Within a Kafka cluster, a single broker serves as the active controller which is responsible for state management of partitions and replicas. So in your case, if you have a cluster with 100 brokers, one of them will act as the controller.
More details regarding the responsibilities of a cluster controller can be found here.
In order to find which broker is the controller of a cluster you first need to connect to Zookeeper through ZK CLI:
./bin/zkCli.sh -server localhost:2181
and then get
the controller
[zk: localhost:2181(CONNECTED) 0] get /controller
The output should look like the one below:
{"version":1,"brokerid":100,"timestamp":"1506423376977"}
cZxid = 0x191
ctime = Tue Sep 26 12:56:16 CEST 2017
mZxid = 0x191
mtime = Tue Sep 26 12:56:16 CEST 2017
pZxid = 0x191
cversion = 0
dataVersion = 0
aclVersion = 0
ephemeralOwner = 0x15ebdd241840002
dataLength = 56
numChildren = 0
Zookeeper is the storage of the state of a Kafka cluster. It is used for the controller election either in the very beginning or when the current controller crashes. The controller is also responsible for telling other replicas to become partition leaders when the partition leader broker of a topic fails/crashes.
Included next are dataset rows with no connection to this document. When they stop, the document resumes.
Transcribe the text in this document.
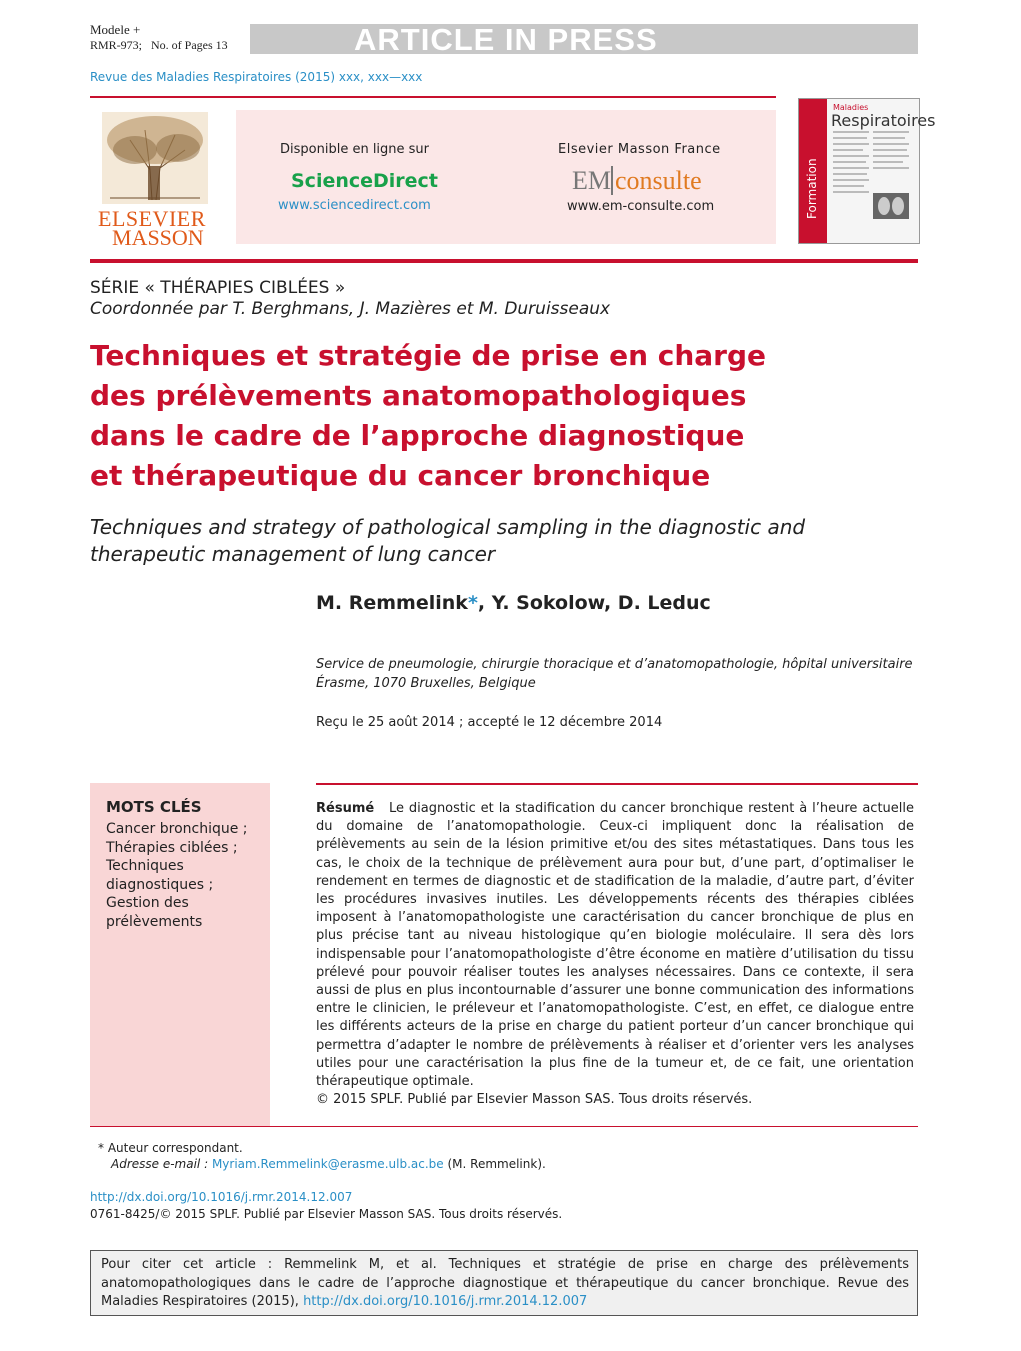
Modele +
RMR-973; No. of Pages 13	ARTICLE IN PRESS
Revue des Maladies Respiratoires (2015) xxx, xxx—xxx
ELSEVIER
MASSON
Disponible en ligne sur
ScienceDirect
www.sciencedirect.com
Elsevier Masson France
EM consulte
www.em-consulte.com	Formation
Maladies
Respiratoires
SÉRIE « THÉRAPIES CIBLÉES »
Coordonnée par T. Berghmans, J. Mazières et M. Duruisseaux
Techniques et stratégie de prise en charge
des prélèvements anatomopathologiques
dans le cadre de l’approche diagnostique
et thérapeutique du cancer bronchique
Techniques and strategy of pathological sampling in the diagnostic and
therapeutic management of lung cancer
M. Remmelink*, Y. Sokolow, D. Leduc
Service de pneumologie, chirurgie thoracique et d’anatomopathologie, hôpital universitaire
Érasme, 1070 Bruxelles, Belgique
Reçu le 25 août 2014 ; accepté le 12 décembre 2014
MOTS CLÉS
Cancer bronchique ;
Thérapies ciblées ;
Techniques diagnostiques ;
Gestion des prélèvements
Résumé Le diagnostic et la stadification du cancer bronchique restent à l’heure actuelle du domaine de l’anatomopathologie. Ceux-ci impliquent donc la réalisation de prélèvements au sein de la lésion primitive et/ou des sites métastatiques. Dans tous les cas, le choix de la technique de prélèvement aura pour but, d’une part, d’optimaliser le rendement en termes de diagnostic et de stadification de la maladie, d’autre part, d’éviter les procédures invasives inutiles. Les développements récents des thérapies ciblées imposent à l’anatomopathologiste une caractérisation du cancer bronchique de plus en plus précise tant au niveau histologique qu’en biologie moléculaire. Il sera dès lors indispensable pour l’anatomopathologiste d’être économe en matière d’utilisation du tissu prélevé pour pouvoir réaliser toutes les analyses nécessaires. Dans ce contexte, il sera aussi de plus en plus incontournable d’assurer une bonne communication des informations entre le clinicien, le préleveur et l’anatomopathologiste. C’est, en effet, ce dialogue entre les différents acteurs de la prise en charge du patient porteur d’un cancer bronchique qui permettra d’adapter le nombre de prélèvements à réaliser et d’orienter vers les analyses utiles pour une caractérisation la plus fine de la tumeur et, de ce fait, une orientation thérapeutique optimale.
© 2015 SPLF. Publié par Elsevier Masson SAS. Tous droits réservés.
* Auteur correspondant.
Adresse e-mail : Myriam.Remmelink@erasme.ulb.ac.be (M. Remmelink).
http://dx.doi.org/10.1016/j.rmr.2014.12.007
0761-8425/© 2015 SPLF. Publié par Elsevier Masson SAS. Tous droits réservés.
Pour citer cet article : Remmelink M, et al. Techniques et stratégie de prise en charge des prélèvements anatomopathologiques dans le cadre de l’approche diagnostique et thérapeutique du cancer bronchique. Revue des Maladies Respiratoires (2015), http://dx.doi.org/10.1016/j.rmr.2014.12.007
The controller is one of the Kafka brokers that is also responsible for the task of electing partition leaders (in addition to the usual broker functionality).
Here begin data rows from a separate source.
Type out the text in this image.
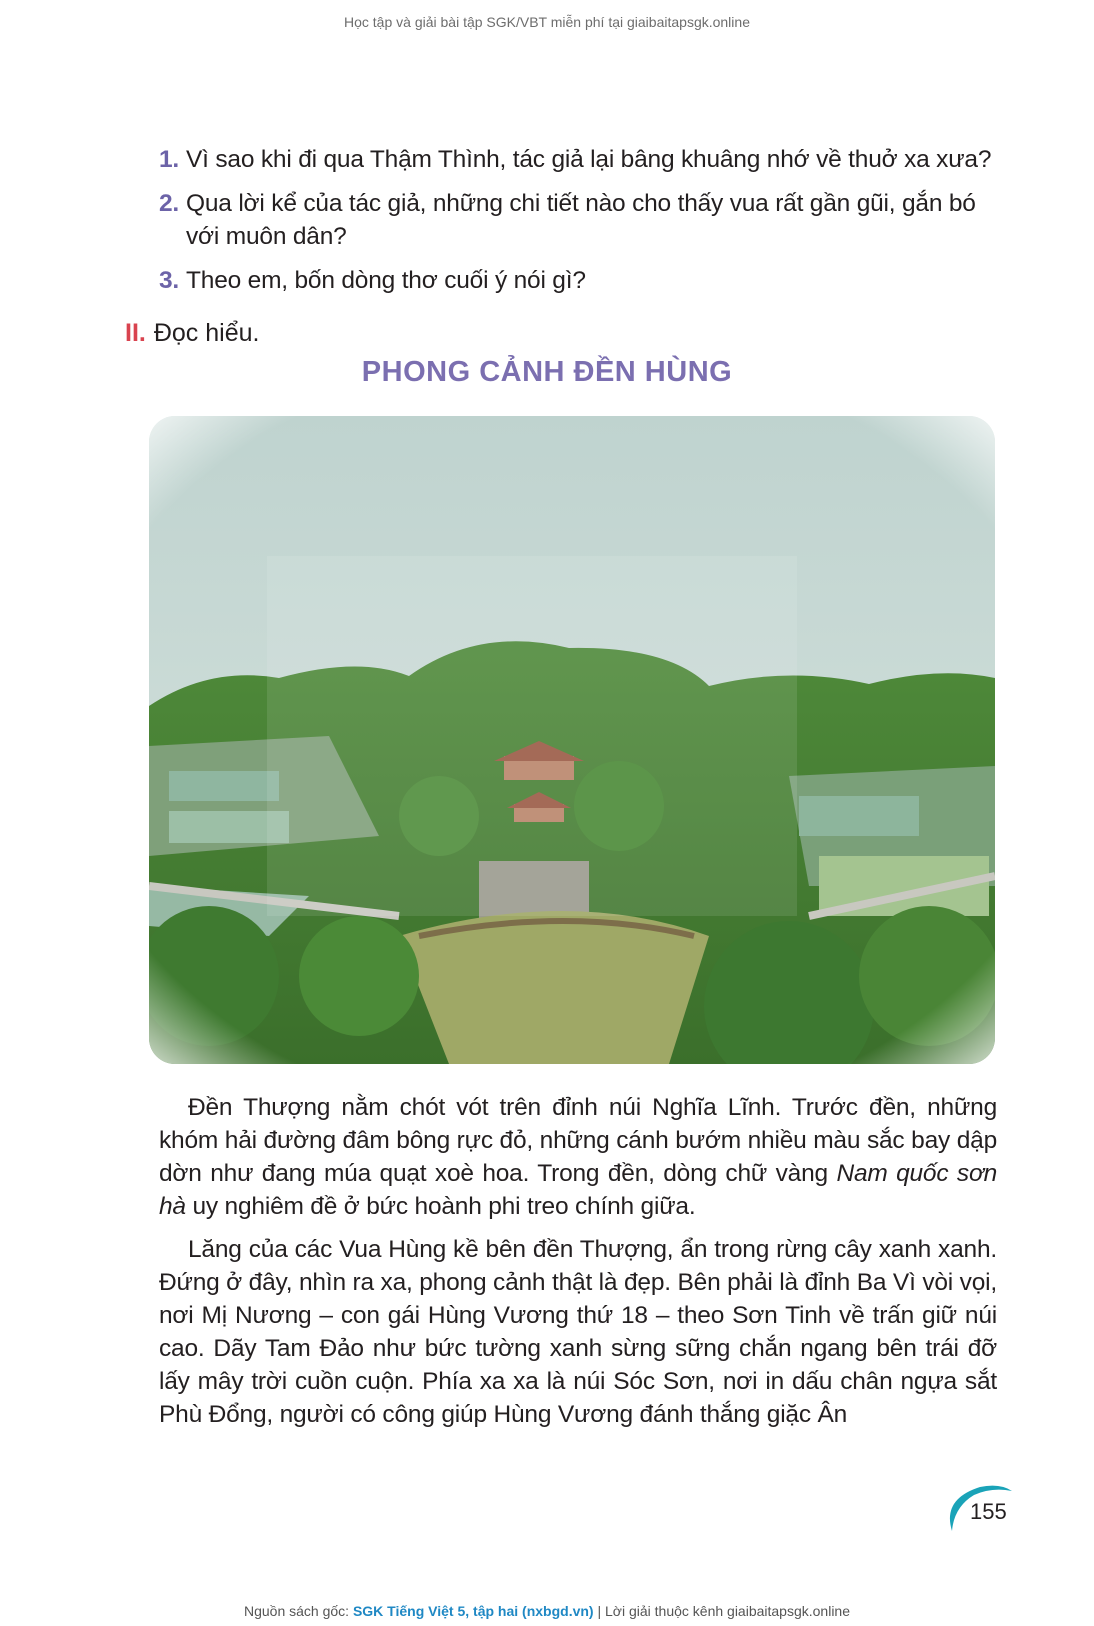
Học tập và giải bài tập SGK/VBT miễn phí tại giaibaitapsgk.online
1. Vì sao khi đi qua Thậm Thình, tác giả lại bâng khuâng nhớ về thuở xa xưa?
2. Qua lời kể của tác giả, những chi tiết nào cho thấy vua rất gần gũi, gắn bó với muôn dân?
3. Theo em, bốn dòng thơ cuối ý nói gì?
II. Đọc hiểu.
PHONG CẢNH ĐỀN HÙNG

Đền Thượng nằm chót vót trên đỉnh núi Nghĩa Lĩnh. Trước đền, những khóm hải đường đâm bông rực đỏ, những cánh bướm nhiều màu sắc bay dập dờn như đang múa quạt xoè hoa. Trong đền, dòng chữ vàng Nam quốc sơn hà uy nghiêm đề ở bức hoành phi treo chính giữa.

Lăng của các Vua Hùng kề bên đền Thượng, ẩn trong rừng cây xanh xanh. Đứng ở đây, nhìn ra xa, phong cảnh thật là đẹp. Bên phải là đỉnh Ba Vì vòi vọi, nơi Mị Nương – con gái Hùng Vương thứ 18 – theo Sơn Tinh về trấn giữ núi cao. Dãy Tam Đảo như bức tường xanh sừng sững chắn ngang bên trái đỡ lấy mây trời cuồn cuộn. Phía xa xa là núi Sóc Sơn, nơi in dấu chân ngựa sắt Phù Đổng, người có công giúp Hùng Vương đánh thắng giặc Ân

155
Nguồn sách gốc: SGK Tiếng Việt 5, tập hai (nxbgd.vn) | Lời giải thuộc kênh giaibaitapsgk.online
Is the controller just one broker?
There is only 1 controller at a time.
Going internally, each broker tries to create an ephemeral node in the zookeeper (/controller). The first one succeeds, becoming the controller. The others just get a proper exception ("node already exists"), and watch on the controller node. When the controller dies, the ephemeral node is removed, and the watching brokers are notified. And again, the first one among them which succeeds in registering the ephemeral node, becomes the new controller, the others will once again get the "node already exists" exception and keep on waiting.
How would you know who is the controller in Kafka?
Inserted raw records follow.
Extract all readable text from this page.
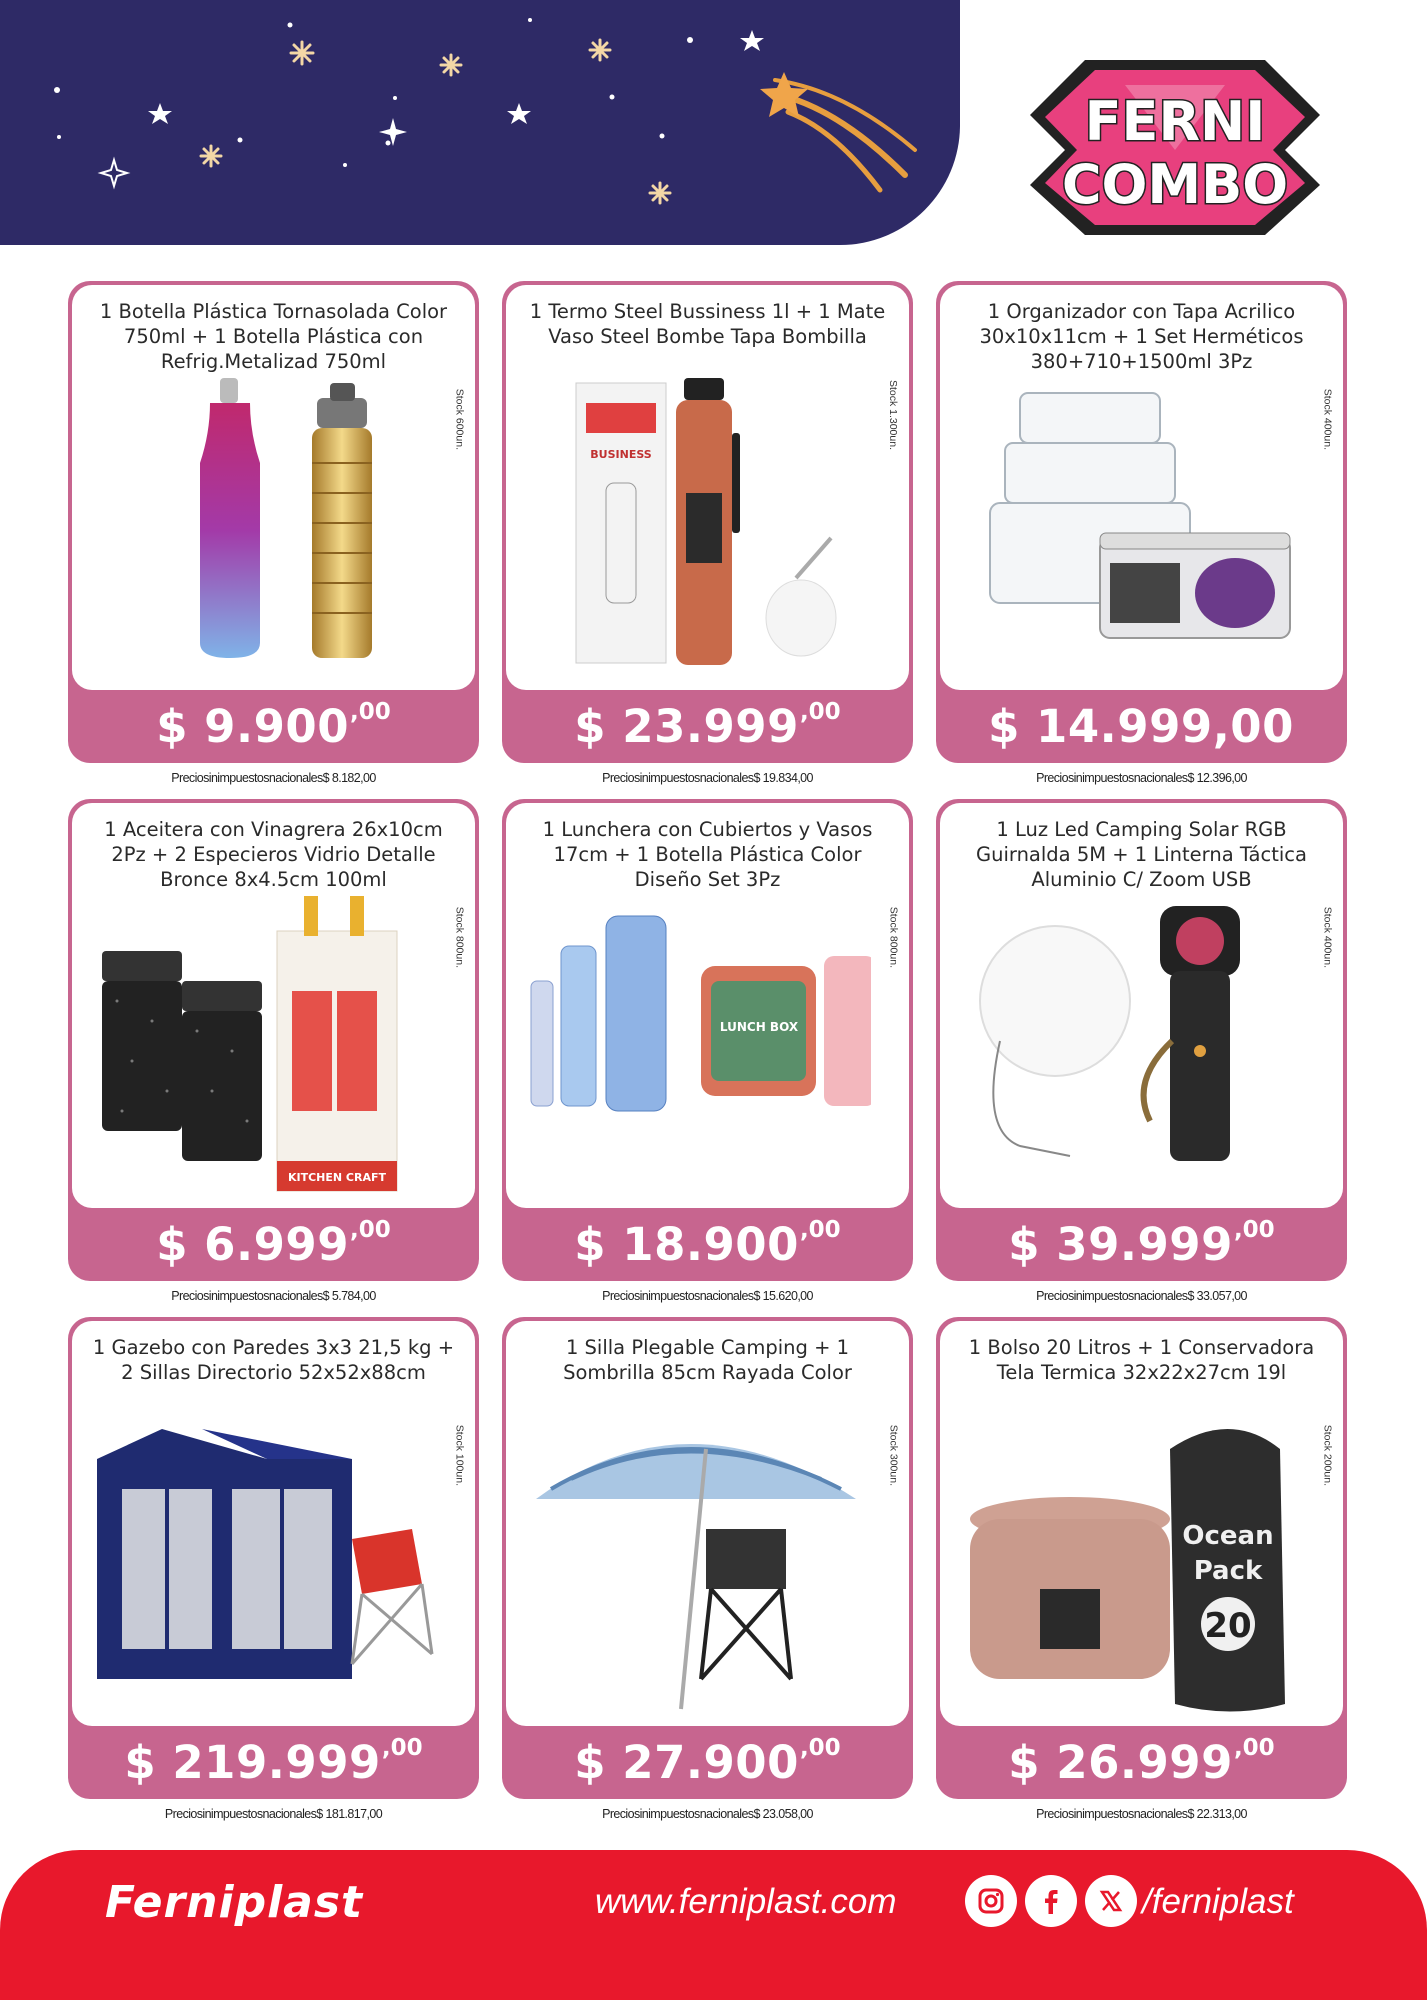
FERNI
COMBO
1 Botella Plástica Tornasolada Color 750ml + 1 Botella Plástica con Refrig.Metalizad 750ml
Stock 600un.
$ 9.900 ,00
Preciosinimpuestosnacionales$ 8.182,00
1 Termo Steel Bussiness 1l + 1 Mate Vaso Steel Bombe Tapa Bombilla
Stock 1.300un.
BUSINESS
$ 23.999 ,00
Preciosinimpuestosnacionales$ 19.834,00
1 Organizador con Tapa Acrilico 30x10x11cm + 1 Set Herméticos 380+710+1500ml 3Pz
Stock 400un.
$ 14.999,00
Preciosinimpuestosnacionales$ 12.396,00
1 Aceitera con Vinagrera 26x10cm 2Pz + 2 Especieros Vidrio Detalle Bronce 8x4.5cm 100ml
Stock 800un.
KITCHEN CRAFT
$ 6.999 ,00
Preciosinimpuestosnacionales$ 5.784,00
1 Lunchera con Cubiertos y Vasos 17cm + 1 Botella Plástica Color Diseño Set 3Pz
Stock 800un.
LUNCH BOX
$ 18.900 ,00
Preciosinimpuestosnacionales$ 15.620,00
1 Luz Led Camping Solar RGB Guirnalda 5M + 1 Linterna Táctica Aluminio C/ Zoom USB
Stock 400un.
$ 39.999 ,00
Preciosinimpuestosnacionales$ 33.057,00
1 Gazebo con Paredes 3x3 21,5 kg + 2 Sillas Directorio 52x52x88cm
Stock 100un.
$ 219.999 ,00
Preciosinimpuestosnacionales$ 181.817,00
1 Silla Plegable Camping + 1 Sombrilla 85cm Rayada Color
Stock 300un.
$ 27.900 ,00
Preciosinimpuestosnacionales$ 23.058,00
1 Bolso 20 Litros + 1 Conservadora Tela Termica 32x22x27cm 19l
Stock 200un.
Ocean
Pack
20
$ 26.999 ,00
Preciosinimpuestosnacionales$ 22.313,00
Ferniplast	www.ferniplast.com	/ferniplast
When a new controller is elected, it gets a "controller epoch" number by zookeeper. The brokers know the current controller epoch and if they receive a message from a controller with an older number, they know to ignore it.
Is the controller the leader?
Not really.. Each partition has its own leader. When a broker dies, the controller goes over all the partitions that need a new leader, determines who the new leader should be (simply a random replica in the in-sync replica list aka ISRs of that partition) and sends a request to all the brokers that contain either the new leaders or the existing followers for those partitions.
The new leaders now know that they need to start serving producer and consumer requests from clients, while the followers now know that they need to start replicating from the new leader.